I have always loved poetry, and I have always loved spring. Far and away my favorite poem in the world is Gerard Manley Hopkins’ “Spring”:

Nothing is so beautiful as spring –

When weeds, in wheels, shoot long and lovely and lush,

Thrush’s eggs look little low heavens, and thrush

Through the echoling timber does so rinse and wring

The ear, it strikes like lightening to hear him sing.

Try reading it out loud.

Did you notice something about the sounds?

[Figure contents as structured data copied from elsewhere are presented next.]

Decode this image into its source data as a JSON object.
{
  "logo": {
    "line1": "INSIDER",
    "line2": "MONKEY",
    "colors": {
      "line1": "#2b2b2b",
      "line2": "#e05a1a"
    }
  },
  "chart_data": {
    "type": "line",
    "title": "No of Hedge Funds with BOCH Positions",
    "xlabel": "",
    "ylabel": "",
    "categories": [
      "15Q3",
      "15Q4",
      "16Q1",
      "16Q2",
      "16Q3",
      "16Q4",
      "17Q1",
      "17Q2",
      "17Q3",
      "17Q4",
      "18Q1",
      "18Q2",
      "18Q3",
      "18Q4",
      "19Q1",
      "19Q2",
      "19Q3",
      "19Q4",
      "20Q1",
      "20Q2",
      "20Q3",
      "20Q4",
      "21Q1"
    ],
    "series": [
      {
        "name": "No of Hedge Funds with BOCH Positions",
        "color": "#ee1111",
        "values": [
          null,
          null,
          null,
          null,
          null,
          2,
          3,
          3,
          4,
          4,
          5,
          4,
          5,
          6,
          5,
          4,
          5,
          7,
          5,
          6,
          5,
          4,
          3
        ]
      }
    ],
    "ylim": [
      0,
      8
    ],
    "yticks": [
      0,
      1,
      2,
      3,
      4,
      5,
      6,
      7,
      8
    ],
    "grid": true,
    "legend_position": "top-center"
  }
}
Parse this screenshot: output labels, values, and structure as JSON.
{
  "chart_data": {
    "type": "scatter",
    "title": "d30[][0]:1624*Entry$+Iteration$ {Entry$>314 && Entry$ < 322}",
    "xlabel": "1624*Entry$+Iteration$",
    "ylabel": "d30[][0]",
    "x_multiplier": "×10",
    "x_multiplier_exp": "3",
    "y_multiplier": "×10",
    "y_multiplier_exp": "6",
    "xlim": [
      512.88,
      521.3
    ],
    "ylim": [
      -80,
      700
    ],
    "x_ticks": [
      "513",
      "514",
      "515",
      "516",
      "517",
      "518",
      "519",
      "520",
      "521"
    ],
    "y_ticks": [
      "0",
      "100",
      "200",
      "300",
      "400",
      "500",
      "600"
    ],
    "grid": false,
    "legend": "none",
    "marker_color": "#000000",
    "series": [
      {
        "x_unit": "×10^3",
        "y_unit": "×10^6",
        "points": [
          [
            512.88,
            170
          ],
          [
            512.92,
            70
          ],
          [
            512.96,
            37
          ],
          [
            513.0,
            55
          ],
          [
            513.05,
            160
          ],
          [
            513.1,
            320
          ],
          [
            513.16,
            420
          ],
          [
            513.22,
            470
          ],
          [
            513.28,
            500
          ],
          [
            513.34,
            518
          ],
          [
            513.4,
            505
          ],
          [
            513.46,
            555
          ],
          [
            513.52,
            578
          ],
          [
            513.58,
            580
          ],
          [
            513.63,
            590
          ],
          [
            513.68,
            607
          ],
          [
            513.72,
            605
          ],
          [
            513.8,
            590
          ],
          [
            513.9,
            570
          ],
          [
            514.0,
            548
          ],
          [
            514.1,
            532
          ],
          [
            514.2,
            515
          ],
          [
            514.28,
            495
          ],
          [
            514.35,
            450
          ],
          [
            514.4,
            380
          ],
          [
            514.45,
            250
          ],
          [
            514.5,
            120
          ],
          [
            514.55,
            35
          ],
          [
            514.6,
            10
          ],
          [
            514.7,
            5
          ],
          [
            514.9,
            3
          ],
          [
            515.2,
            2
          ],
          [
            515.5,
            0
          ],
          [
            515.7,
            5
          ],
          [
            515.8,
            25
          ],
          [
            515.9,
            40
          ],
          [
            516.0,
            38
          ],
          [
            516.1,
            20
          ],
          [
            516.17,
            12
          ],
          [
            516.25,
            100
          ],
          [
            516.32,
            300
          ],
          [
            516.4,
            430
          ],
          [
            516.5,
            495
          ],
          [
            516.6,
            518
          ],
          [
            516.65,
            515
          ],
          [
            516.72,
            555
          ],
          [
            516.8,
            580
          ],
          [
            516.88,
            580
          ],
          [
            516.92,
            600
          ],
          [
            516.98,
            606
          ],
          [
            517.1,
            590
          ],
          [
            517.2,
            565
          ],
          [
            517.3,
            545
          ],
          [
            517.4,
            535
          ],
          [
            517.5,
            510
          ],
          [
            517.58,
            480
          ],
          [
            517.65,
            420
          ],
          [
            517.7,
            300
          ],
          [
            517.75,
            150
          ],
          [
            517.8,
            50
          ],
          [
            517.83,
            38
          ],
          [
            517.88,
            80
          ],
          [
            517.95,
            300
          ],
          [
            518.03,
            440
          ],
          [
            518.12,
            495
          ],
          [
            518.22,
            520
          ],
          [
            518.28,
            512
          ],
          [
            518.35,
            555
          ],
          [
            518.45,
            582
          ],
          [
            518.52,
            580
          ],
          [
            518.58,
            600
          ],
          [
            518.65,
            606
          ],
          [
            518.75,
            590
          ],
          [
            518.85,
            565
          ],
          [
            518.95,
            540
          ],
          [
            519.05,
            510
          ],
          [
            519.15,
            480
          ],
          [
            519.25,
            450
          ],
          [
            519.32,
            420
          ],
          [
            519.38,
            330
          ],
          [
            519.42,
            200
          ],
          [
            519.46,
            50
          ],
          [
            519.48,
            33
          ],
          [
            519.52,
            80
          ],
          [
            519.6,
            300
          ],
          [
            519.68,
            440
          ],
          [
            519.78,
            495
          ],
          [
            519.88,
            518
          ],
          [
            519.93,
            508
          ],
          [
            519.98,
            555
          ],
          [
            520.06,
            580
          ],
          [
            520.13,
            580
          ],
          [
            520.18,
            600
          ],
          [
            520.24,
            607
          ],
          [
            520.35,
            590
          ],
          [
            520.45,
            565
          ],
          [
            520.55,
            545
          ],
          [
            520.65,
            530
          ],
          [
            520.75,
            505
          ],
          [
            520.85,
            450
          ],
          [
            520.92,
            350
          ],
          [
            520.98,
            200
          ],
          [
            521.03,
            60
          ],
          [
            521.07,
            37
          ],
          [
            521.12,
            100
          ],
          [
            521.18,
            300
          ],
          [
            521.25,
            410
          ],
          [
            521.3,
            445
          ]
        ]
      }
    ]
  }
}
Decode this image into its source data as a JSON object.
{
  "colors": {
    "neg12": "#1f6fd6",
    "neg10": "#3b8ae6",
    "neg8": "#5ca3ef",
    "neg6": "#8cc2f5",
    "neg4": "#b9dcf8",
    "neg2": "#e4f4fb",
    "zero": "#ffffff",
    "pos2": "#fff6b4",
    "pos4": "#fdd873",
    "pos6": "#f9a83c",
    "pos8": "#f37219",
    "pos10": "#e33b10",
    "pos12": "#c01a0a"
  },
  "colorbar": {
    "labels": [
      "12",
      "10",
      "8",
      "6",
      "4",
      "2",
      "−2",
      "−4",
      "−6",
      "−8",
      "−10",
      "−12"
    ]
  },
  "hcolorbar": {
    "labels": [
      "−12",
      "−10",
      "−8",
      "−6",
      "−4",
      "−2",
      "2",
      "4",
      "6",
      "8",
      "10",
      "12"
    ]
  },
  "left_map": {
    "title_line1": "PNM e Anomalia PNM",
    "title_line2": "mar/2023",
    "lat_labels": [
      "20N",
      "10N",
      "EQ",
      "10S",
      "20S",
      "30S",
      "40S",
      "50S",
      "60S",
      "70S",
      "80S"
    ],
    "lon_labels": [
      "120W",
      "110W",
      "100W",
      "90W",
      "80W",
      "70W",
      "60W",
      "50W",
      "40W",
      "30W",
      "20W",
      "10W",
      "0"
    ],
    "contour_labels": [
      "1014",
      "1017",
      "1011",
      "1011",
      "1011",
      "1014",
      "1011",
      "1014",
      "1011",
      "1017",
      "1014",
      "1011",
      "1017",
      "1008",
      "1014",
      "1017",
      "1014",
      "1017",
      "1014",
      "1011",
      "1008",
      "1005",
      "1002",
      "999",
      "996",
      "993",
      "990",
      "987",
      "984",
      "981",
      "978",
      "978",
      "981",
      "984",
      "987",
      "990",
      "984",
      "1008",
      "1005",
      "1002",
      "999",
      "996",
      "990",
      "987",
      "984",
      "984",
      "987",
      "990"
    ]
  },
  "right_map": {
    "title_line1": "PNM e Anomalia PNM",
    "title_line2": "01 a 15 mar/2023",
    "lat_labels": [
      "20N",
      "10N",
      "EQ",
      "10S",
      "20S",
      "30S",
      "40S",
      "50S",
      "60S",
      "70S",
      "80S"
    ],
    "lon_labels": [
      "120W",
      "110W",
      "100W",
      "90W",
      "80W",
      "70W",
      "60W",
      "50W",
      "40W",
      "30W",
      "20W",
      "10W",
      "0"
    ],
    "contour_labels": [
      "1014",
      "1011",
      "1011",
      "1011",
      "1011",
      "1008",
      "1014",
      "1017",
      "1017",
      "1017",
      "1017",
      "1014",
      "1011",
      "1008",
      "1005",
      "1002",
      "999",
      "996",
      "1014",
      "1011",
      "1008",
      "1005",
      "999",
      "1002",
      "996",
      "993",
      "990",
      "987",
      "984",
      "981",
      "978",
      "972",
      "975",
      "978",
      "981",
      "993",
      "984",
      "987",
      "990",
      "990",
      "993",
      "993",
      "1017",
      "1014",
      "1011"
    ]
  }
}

It is written in a Welsh poetic tradition full of alliteration (words starting with the same letter) and “internal” rhymes that occur within the lines as well as at the ends. And the words sound just like what they are describing – anyone who has heard our American Wood Thrush, a relative of the English variety, knows how its song really does “rinse and ring” through the forest canopy.

I was so in love with Hopkins’ Welsh prosody (Dylan Thomas’s as well) that I wrote my own poetry in it. Fame-wise, that was one big mistake:  in the sixties and seventies, when terse verbal minimalism was in fashion, I was often dismissed as “Tennysonian,”  too “nineteenth century.”

Oh well,  my poems sounded terrific when I read them out loud; I was quite popular on the poetry reading circuit and was once known as a “Georgia” and, later on, a “Wisconsin” poet.  sic transit gloria mundi.

 

 

October

The Prairie Fellowship, a beloved Unitarian community that provided me in anchor in my peripatetic years, used to spend a weekend every October in the Wisconsin Dells. One year I was asked to read autumn poems out of doors and so, on a warm-enough sunny morning, I sat under the forest canopy all ablaze in gold and crimson to await any participants who might come.